At the turn of the twentieth century, Staten Island, like the rest of the region, was undergoing many economic, political and cultural changes. Most significantly, in 1898, Staten Island became part of New York City. New waves of immigrants came to its shores, notaly Italians, Greeks and Chinese populations, turning neighorhoods like Stapleton, Port Richmond and New Dorp into virant commercial districts. In the 1920s, the automobile age necessitated the construction of three bridges that gradually, but never completely, replaced the ferries And, from the early 1960s to the present day, along with post-World War II waves of Italian, Polish and Greek immigrants, Koreans, Filipinos, Sri Lankans, Egyptians, Syrians, Liberians, Russians, Mexicans and so many others also settled here.
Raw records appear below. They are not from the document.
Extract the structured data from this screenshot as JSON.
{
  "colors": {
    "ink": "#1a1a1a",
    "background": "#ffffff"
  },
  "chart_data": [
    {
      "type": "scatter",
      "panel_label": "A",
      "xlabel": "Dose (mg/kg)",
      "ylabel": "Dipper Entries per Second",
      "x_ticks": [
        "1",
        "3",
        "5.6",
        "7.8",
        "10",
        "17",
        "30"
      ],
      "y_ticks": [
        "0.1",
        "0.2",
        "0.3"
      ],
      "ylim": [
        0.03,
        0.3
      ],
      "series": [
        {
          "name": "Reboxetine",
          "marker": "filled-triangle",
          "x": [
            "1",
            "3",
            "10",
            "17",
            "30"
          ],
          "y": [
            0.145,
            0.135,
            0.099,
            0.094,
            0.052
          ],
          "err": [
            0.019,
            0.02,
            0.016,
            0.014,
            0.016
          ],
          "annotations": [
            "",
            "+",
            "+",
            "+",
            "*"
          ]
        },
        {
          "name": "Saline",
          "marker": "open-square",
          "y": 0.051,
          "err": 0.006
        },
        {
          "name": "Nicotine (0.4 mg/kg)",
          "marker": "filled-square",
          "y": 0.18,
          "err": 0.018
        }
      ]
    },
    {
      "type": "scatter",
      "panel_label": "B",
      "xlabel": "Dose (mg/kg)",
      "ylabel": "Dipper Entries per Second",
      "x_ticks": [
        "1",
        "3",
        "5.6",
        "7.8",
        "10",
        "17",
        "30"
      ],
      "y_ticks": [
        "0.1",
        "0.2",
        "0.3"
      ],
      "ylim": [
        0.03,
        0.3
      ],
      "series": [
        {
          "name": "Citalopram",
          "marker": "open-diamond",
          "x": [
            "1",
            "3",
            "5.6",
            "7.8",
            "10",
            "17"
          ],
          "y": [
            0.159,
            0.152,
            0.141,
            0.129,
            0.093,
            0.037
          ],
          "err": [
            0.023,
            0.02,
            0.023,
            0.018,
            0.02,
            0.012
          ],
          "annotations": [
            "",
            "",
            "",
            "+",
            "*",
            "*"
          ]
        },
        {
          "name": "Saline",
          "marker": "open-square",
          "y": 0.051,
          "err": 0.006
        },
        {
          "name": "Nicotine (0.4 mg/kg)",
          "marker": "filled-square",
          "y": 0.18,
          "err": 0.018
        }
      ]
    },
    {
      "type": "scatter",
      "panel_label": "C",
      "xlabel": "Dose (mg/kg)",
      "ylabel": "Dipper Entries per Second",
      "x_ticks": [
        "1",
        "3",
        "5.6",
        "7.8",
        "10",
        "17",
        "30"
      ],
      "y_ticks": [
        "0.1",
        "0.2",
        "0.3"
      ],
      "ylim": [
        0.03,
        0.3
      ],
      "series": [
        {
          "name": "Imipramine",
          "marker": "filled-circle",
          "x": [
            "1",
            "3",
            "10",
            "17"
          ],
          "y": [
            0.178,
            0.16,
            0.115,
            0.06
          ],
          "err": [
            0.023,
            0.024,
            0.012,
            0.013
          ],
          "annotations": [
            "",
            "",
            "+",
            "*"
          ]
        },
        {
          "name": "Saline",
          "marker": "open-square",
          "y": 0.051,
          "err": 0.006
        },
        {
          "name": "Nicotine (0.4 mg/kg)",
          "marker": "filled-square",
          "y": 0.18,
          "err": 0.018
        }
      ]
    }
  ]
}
Some of these groups, like our first settlers, were refugees. Interestingly, the Dutch and French languages were reintroduced to the borough by French-speaking West Africans and Haitians and by those of the Dutch Caribbean Islands. Like our earliest settlers, their faith and hard work have generated new organizations, places of worship, business netwoks and cultural creativity. As in 1707, Staten Island's populations continue to represent "All the Nations Under Heaven."
Not only its peoples, but ideas and products are part of regional and global networks. Today goods from throughout the world pass through the Container Port and trucks carrying products made in American use the Island's bridges and expressways. The SI Ferry, the NYC Marathon, local museums and performances, stores and business conferences and annual Staten Island Film Festival are but a few of the reasons tourists find their way to our borough from around the world.
Staten Island has evolved in its own unique way but its past and present are integrally linked to the rest of New York City, oft-descried as the global capital of the world. Residents and visitors to Staten Island today experience a rich, diverse and vibrant community that sprang up over the years from the seeds planted by its first Native American, European and African settlers.